Jornal Poiésis
Gente chapada
Atualizado: 8 de set. de 2020

Matheus Fernando*
-“Está tudo bem com você? - Pergunta o irmão mais novo, aspirante a psicólogo de
primeiro período.
- Sim, claro! Comecei no emprego naquela empresa que tinha comentado há pouco
tempo, vai rolar. Enfim consegui trocar de carro. As coisas estão fluindo novamente -
responde Venâncio.
- Ok, mas você ainda não respondeu a minha pergunta! Perguntei sobre você. Como você
está? Está tudo bem?
- Então, não sei se você sabe mas eu reabri minha matrícula da graduação que tinha
trancado no início do ano passado, joguei para o turno da noite. Aos poucos estou
voltando a ativa. Você sabe que o último ano foi bem difícil - suspirante de cansado
Venâncio se denuncia.
Depois de mais algumas tentativas Fernandinho, o caçula de quatro irmãos de uma matilha que teve que se virar desde muito cedo sem a presença dos pais em suas vidas, desiste. Tendo percebido que esse ranço de se definir pela produtividade - muito bem herdado dos pais - estava impregnado no olhar que o constitui, na forma como ele se relacionava com os outros.
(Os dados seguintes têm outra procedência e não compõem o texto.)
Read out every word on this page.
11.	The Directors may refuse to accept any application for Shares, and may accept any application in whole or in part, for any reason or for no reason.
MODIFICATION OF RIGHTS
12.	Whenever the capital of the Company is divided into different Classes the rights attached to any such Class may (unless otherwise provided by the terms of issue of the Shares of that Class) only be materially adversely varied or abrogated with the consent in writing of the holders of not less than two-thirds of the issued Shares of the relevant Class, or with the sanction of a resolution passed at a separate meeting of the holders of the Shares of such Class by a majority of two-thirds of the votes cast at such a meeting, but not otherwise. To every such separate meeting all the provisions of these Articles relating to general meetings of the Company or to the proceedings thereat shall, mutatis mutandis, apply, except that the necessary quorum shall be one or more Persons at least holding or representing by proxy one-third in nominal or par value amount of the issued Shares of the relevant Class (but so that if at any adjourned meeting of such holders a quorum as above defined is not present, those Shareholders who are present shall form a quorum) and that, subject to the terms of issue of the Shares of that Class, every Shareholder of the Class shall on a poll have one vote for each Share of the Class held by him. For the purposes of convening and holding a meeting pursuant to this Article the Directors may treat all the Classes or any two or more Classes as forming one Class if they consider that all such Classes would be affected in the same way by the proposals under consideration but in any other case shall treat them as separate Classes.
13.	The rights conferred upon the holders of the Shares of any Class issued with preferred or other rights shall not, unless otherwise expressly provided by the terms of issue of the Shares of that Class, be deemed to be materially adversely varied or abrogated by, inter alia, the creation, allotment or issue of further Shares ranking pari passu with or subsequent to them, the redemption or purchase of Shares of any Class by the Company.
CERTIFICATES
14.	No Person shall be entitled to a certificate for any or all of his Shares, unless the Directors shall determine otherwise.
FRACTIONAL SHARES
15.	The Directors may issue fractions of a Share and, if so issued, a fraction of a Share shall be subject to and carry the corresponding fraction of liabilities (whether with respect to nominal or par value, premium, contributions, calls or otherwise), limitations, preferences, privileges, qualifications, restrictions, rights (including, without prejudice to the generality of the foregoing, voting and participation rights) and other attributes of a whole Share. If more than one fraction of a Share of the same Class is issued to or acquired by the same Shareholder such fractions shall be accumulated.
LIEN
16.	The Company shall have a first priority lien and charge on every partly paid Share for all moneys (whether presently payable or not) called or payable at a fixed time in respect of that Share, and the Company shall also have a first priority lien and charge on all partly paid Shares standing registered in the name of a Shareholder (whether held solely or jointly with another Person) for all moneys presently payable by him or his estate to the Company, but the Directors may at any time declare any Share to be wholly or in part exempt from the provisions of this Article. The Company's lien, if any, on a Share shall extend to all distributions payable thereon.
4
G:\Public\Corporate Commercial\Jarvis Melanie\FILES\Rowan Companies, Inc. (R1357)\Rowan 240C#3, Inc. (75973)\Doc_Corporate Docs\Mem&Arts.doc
Ele ainda não estava pronto. Pronto para se acessar, pronto para admitir algumas dores tamponadas de anos roubados de sua infância. Um jovem cotidiano. Realmente uma pena.
Gente chapada de atividades, gente que produz, gente que mostra resultados, planilhas e mais planilhas. Só não conseguem olhar muito tempo para o silêncio, para o espelho. Indigentes de si e para si. Sangue escorrendo pelas folhas de suas histórias, história adentro.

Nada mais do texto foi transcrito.